Candlish first came forward for Sunderland at the 1865 general election, but without the backing of his fellow Liberal candidate, Henry Fenwick, finished bottom of the poll. He was returned the following year, however, at a by-election necessitated by Fenwick’s ministerial appointment, when Candlish pursued a highly personalised campaign against him.
In a review of the 1867 parliamentary session, Candlish informed his constituents that ‘on every occasion when a division was taken’ he had ‘invariably voted with the Liberal party’.

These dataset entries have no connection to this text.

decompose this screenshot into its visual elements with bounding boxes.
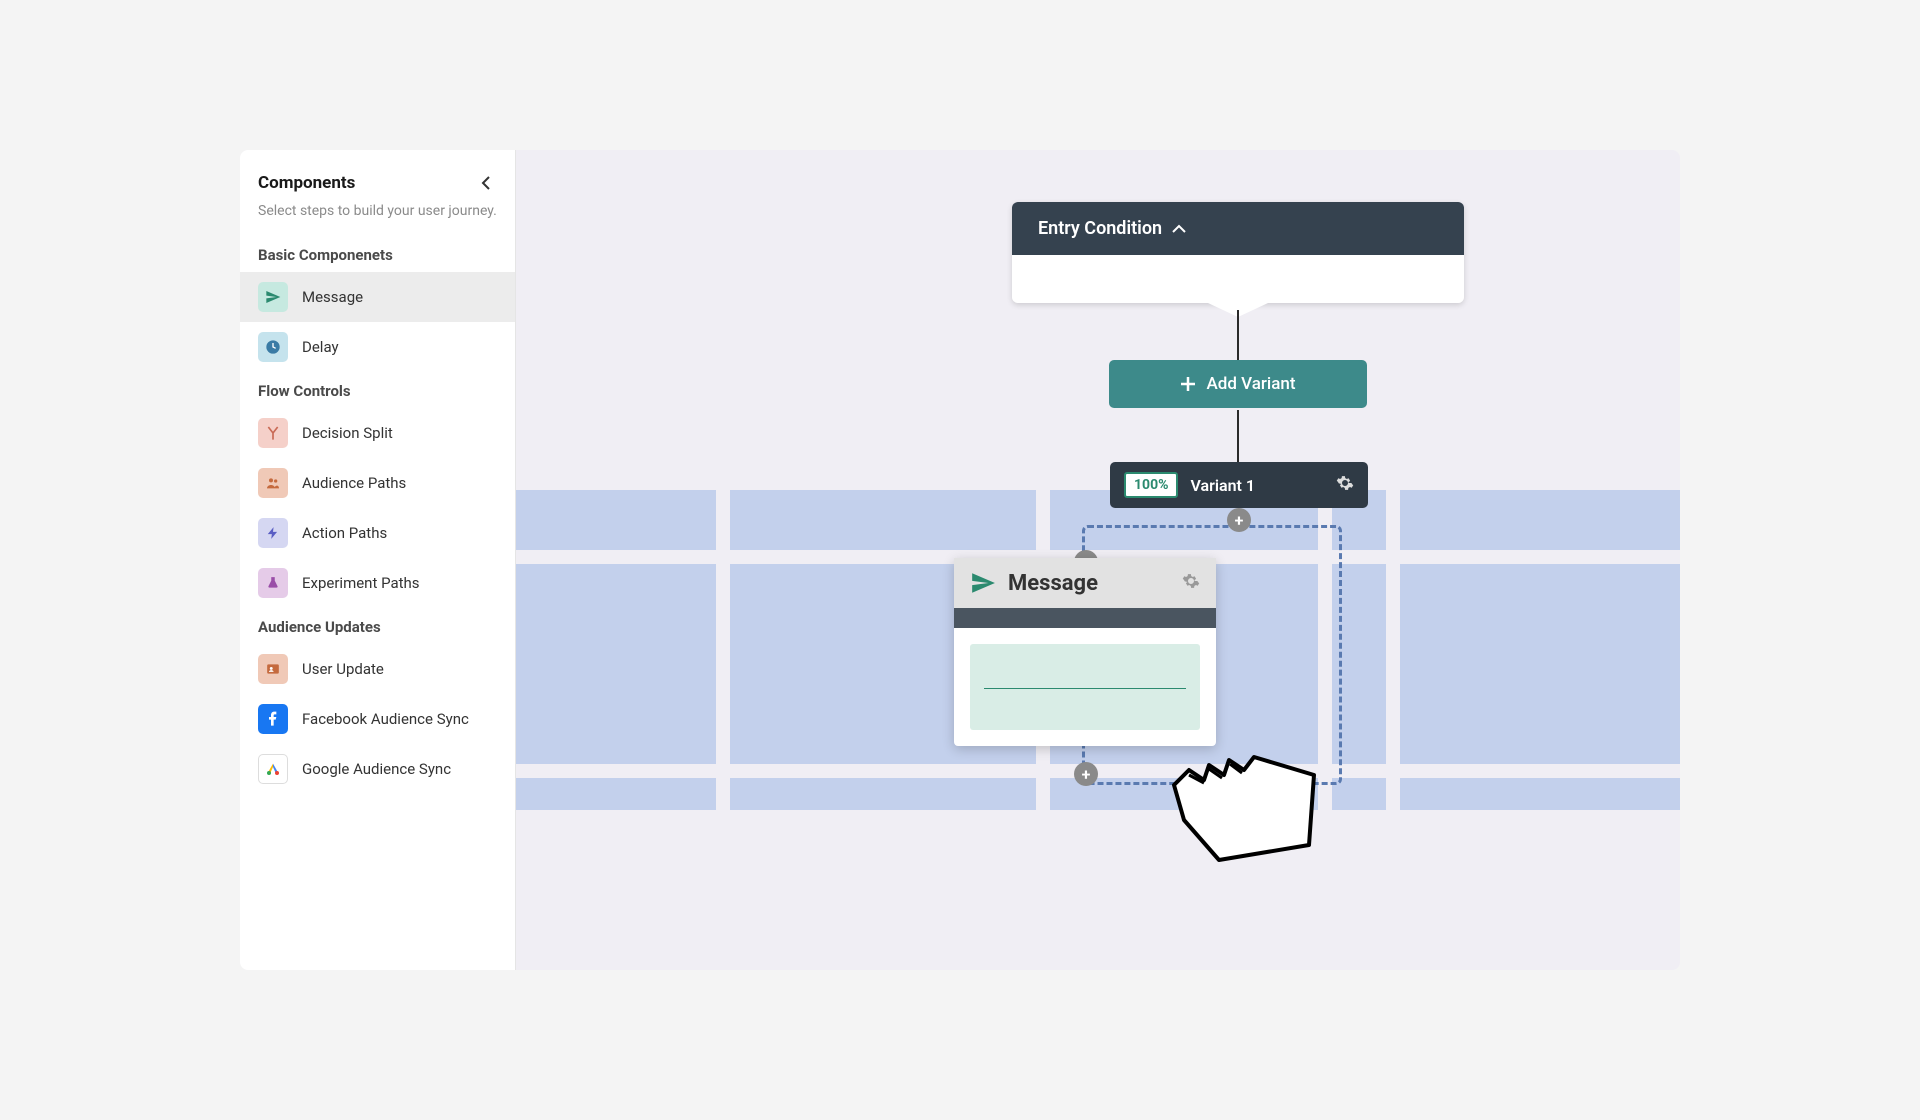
clock-icon: [258, 332, 288, 362]
component-label: User Update: [302, 660, 384, 678]
component-label: Decision Split: [302, 424, 393, 442]
section-label: Audience Updates: [240, 608, 515, 644]
component-item-google-audience-sync[interactable]: Google Audience Sync: [240, 744, 515, 794]
split-icon: [258, 418, 288, 448]
component-item-audience-paths[interactable]: Audience Paths: [240, 458, 515, 508]
add-variant-label: Add Variant: [1206, 374, 1295, 394]
collapse-sidebar-button[interactable]: [475, 172, 497, 194]
id-icon: [258, 654, 288, 684]
components-sidebar: Components Select steps to build your us…: [240, 150, 516, 970]
message-settings-button[interactable]: [1182, 572, 1200, 594]
journey-canvas[interactable]: Entry Condition Add Variant 100% Variant…: [516, 150, 1680, 970]
entry-condition-label: Entry Condition: [1038, 218, 1162, 239]
component-item-decision-split[interactable]: Decision Split: [240, 408, 515, 458]
component-label: Google Audience Sync: [302, 760, 451, 778]
users-icon: [258, 468, 288, 498]
connector-line: [1237, 310, 1239, 360]
connector-line: [1237, 410, 1239, 462]
sidebar-header: Components: [240, 172, 515, 202]
component-item-delay[interactable]: Delay: [240, 322, 515, 372]
google-icon: [258, 754, 288, 784]
component-label: Experiment Paths: [302, 574, 420, 592]
component-item-facebook-audience-sync[interactable]: Facebook Audience Sync: [240, 694, 515, 744]
message-preview: [970, 644, 1200, 730]
component-label: Delay: [302, 338, 339, 356]
flask-icon: [258, 568, 288, 598]
message-card-title: Message: [1008, 571, 1170, 596]
add-variant-button[interactable]: Add Variant: [1109, 360, 1367, 408]
chevron-left-icon: [481, 176, 491, 190]
paper-plane-icon: [970, 570, 996, 596]
message-card-body: [954, 628, 1216, 746]
message-card-header: Message: [954, 558, 1216, 608]
component-label: Action Paths: [302, 524, 387, 542]
app-frame: Components Select steps to build your us…: [240, 150, 1680, 970]
variant-settings-button[interactable]: [1336, 474, 1354, 496]
component-item-action-paths[interactable]: Action Paths: [240, 508, 515, 558]
entry-condition-node[interactable]: Entry Condition: [1012, 202, 1464, 303]
variant-name: Variant 1: [1190, 476, 1324, 495]
sidebar-description: Select steps to build your user journey.: [240, 202, 515, 236]
sidebar-title: Components: [258, 173, 355, 193]
component-item-experiment-paths[interactable]: Experiment Paths: [240, 558, 515, 608]
add-step-button[interactable]: +: [1074, 762, 1098, 786]
fb-icon: [258, 704, 288, 734]
plus-icon: [1180, 376, 1196, 392]
component-label: Facebook Audience Sync: [302, 710, 469, 728]
gear-icon: [1336, 474, 1354, 492]
variant-percent-badge: 100%: [1124, 472, 1178, 498]
message-card-bar: [954, 608, 1216, 628]
chevron-up-icon: [1172, 224, 1186, 234]
add-step-button[interactable]: +: [1227, 508, 1251, 532]
paper-plane-icon: [258, 282, 288, 312]
component-label: Message: [302, 288, 363, 306]
variant-node[interactable]: 100% Variant 1: [1110, 462, 1368, 508]
section-label: Basic Componenets: [240, 236, 515, 272]
component-item-user-update[interactable]: User Update: [240, 644, 515, 694]
bolt-icon: [258, 518, 288, 548]
gear-icon: [1182, 572, 1200, 590]
message-drag-card[interactable]: Message: [954, 558, 1216, 746]
section-label: Flow Controls: [240, 372, 515, 408]
entry-condition-header[interactable]: Entry Condition: [1012, 202, 1464, 255]
component-item-message[interactable]: Message: [240, 272, 515, 322]
component-label: Audience Paths: [302, 474, 406, 492]
entry-condition-body: [1012, 255, 1464, 303]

Although a declared supporter of complete religious equality, Candlish could diverge from his party on ecclesiastical matters, particularly in his attitudes towards Catholicism. With Conservative support, he successfully passed an amendment to the offices and oaths bill to ensure that the lord lieutenant of Ireland could not be a Roman Catholic, believing that ‘to throw open the viceregal office to a Roman Catholic would necessarily and irresistibly lead to the opening of the office of monarch of this country’, 9 Apr. 1867, and his opposition to a clause in the poor law amendment bill that proposed Catholic children be educated in their own religion at the workhouse, 26 July 1866, drew criticism from his constituents.
Returned to the Commons with an increased majority at the 1868 general election, Candlish continued to promote the shipping interest and successfully introduced amendments to the merchant shipping acts of 1871 and 1872. Although a visit to India in 1870 caused a subsequent breakdown in health, he remained, in the words of a colleague, a ‘glutton for work’ and became a vocal critic of the cost of the Abyssinian war.